| Saúde
para todos
Mais
uma vez a Campanha da Fraternidade nos convoca a assumir uma realidade
social urgente como a saúde. É uma situação
por demais conhecida. Trata-se de uma realidade triste, complexa
e sofrida, que atinge a maioria da população brasileira,
tornando insuportável a vida dos empobrecidos.
Um
olhar sobre a realidade nos leva a considerar a saúde como
um dom a ser preservado, com implicações pessoais
e estruturais. Isto é, a organização social
precisa ser mais justa e solidária para que a vida seja preservada.
A saúde é dom de Deus, e enquanto tal é um
direito que, além de ser preservado, precisa ser conquistado.
Pensemos na importância da alimentação e da
preservação do ambiente. Porém, não
podemos nos esquecer das estruturas insuficientes dos hospitais
e dos postos de saúde.
Nossa solidariedade abrange os agentes de saúde e os que
se dedicam aos doentes, através da Pastoral da Saúde.

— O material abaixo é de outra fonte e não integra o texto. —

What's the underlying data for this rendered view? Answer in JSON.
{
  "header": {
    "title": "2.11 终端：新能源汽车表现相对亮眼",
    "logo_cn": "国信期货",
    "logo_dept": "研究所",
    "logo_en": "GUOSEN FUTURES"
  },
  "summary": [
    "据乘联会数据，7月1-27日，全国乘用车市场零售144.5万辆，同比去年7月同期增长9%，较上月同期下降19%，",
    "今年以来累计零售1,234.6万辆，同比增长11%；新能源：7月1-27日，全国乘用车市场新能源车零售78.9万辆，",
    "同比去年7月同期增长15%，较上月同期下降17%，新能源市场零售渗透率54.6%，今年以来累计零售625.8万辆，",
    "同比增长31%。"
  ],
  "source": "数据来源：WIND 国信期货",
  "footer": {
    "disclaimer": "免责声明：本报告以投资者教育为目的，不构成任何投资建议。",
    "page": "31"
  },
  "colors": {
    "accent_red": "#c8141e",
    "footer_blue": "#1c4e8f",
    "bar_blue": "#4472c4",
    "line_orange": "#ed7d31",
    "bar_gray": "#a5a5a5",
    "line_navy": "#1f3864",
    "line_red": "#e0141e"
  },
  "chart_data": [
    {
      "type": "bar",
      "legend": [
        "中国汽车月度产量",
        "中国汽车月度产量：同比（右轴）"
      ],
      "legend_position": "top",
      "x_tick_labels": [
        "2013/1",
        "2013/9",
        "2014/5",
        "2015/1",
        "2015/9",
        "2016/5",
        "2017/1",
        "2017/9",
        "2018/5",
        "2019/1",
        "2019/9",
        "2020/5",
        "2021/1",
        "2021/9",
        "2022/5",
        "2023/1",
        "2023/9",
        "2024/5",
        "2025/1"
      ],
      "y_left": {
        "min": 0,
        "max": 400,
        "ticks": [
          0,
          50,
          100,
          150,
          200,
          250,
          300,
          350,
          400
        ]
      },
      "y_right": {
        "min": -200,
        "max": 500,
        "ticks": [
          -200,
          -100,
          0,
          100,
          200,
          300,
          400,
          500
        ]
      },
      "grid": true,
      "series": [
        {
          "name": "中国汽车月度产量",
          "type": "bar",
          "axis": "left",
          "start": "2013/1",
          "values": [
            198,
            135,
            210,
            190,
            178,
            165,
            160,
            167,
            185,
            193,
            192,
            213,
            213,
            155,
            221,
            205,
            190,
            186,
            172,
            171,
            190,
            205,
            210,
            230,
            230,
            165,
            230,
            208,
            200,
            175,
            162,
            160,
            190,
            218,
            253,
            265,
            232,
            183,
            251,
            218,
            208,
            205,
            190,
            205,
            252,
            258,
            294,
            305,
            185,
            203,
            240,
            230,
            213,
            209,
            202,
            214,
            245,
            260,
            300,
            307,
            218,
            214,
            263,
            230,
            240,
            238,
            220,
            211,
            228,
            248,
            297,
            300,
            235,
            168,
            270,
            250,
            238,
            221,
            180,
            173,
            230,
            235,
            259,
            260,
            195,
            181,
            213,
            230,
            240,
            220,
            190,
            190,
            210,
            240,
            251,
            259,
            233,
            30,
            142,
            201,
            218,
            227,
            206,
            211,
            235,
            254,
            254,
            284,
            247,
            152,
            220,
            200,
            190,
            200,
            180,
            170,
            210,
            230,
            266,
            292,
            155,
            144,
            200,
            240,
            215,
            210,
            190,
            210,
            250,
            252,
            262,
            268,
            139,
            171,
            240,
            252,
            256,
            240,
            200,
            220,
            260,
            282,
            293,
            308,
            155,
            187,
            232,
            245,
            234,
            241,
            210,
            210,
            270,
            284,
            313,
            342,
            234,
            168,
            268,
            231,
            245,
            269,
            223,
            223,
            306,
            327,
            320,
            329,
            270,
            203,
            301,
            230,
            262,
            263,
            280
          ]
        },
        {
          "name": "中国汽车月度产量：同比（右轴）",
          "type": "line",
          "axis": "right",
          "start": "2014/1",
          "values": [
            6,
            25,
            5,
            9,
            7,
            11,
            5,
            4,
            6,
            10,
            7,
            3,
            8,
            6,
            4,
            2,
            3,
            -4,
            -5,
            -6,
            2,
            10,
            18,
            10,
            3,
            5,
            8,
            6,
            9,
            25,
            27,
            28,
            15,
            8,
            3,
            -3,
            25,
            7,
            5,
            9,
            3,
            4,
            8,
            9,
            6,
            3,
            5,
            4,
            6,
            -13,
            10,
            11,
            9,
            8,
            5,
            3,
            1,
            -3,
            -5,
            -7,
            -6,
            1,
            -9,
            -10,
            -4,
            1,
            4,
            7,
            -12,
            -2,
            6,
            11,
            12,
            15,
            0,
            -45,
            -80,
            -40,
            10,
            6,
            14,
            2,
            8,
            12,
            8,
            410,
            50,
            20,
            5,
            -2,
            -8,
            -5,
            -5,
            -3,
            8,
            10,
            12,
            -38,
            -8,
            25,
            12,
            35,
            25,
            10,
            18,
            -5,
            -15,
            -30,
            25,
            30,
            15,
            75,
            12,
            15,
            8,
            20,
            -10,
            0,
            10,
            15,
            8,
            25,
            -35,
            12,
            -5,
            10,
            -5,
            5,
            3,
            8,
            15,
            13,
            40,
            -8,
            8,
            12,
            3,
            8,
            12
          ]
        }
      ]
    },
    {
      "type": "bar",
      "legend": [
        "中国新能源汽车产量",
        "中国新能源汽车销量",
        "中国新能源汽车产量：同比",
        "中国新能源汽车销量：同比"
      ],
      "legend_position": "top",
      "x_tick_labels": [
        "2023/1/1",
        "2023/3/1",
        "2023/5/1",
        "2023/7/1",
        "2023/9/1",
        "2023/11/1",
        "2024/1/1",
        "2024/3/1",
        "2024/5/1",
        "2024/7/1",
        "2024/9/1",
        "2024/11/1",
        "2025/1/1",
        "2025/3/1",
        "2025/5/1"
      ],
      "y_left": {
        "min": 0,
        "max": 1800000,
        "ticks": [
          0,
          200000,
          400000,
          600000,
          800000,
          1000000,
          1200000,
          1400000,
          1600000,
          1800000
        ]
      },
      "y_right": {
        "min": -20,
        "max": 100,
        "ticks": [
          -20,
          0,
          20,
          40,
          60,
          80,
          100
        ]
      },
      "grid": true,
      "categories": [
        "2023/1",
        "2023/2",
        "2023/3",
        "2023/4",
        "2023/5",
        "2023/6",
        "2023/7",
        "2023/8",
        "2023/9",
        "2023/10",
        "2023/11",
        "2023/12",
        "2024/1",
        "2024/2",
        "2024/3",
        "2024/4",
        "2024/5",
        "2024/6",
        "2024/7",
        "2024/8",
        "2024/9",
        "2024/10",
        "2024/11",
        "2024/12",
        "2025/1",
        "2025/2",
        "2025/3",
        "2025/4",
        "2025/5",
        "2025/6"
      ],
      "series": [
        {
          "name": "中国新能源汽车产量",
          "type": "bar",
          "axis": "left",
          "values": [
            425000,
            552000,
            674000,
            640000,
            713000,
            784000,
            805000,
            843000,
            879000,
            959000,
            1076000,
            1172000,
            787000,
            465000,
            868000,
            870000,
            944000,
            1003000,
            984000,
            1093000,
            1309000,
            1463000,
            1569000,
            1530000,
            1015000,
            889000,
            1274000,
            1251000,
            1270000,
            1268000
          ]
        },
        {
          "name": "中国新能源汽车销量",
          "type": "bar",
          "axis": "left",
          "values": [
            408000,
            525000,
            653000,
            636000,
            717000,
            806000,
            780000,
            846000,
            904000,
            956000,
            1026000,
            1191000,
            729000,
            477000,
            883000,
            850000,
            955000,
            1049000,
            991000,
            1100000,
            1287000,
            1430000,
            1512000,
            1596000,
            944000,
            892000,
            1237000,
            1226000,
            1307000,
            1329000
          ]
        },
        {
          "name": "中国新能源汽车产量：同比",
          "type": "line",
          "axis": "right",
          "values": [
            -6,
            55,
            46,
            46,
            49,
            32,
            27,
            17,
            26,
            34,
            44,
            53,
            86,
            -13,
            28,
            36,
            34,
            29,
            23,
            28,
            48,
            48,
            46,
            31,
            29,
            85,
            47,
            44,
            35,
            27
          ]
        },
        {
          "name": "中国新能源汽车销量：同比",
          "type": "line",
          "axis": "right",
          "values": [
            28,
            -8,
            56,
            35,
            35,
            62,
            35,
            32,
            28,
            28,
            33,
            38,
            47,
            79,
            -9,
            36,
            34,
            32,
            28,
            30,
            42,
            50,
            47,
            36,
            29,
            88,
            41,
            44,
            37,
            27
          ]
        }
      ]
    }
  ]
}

Aí se encontram pessoas generosas, abnegadas, que contam
com o apoio da comunidade.
O
cartaz da Campanha da Fraternidade reproduz a parábola do
bom samaritano (cf Lc 10, 29-37). Vemos ali a mão amiga do
profissional da saúde, segurando as mãos da pessoa
doente. Esta atitude amiga suscita esperança e dá
o clima do cuidado e do carinho que devemos dispensar aos enfermos.
O processo de cura de um paciente passa, necessariamente, pela relação
humana, fraterna e de confiança que supera a dor e o isolamento,
provocados pela enfermidade.
O itinerário quaresmal, contemplando a leitura mais assídua
da Palavra de Deus, a oração constante e o amor fraterno,
nos ajuda a viver a Campanha da Fraternidade com mais intensidade.
Seja esta Campanha ocasião propícia para valorizarmos
os agentes de saúde e fortalecermos a Pastoral da Saúde,
sem deixarmos de apontar as lacunas e deficiências do sistema
previdenciário. Cuidemos da saúde para que ela “se
difunda sobre a terra.” (Eclo 38,8)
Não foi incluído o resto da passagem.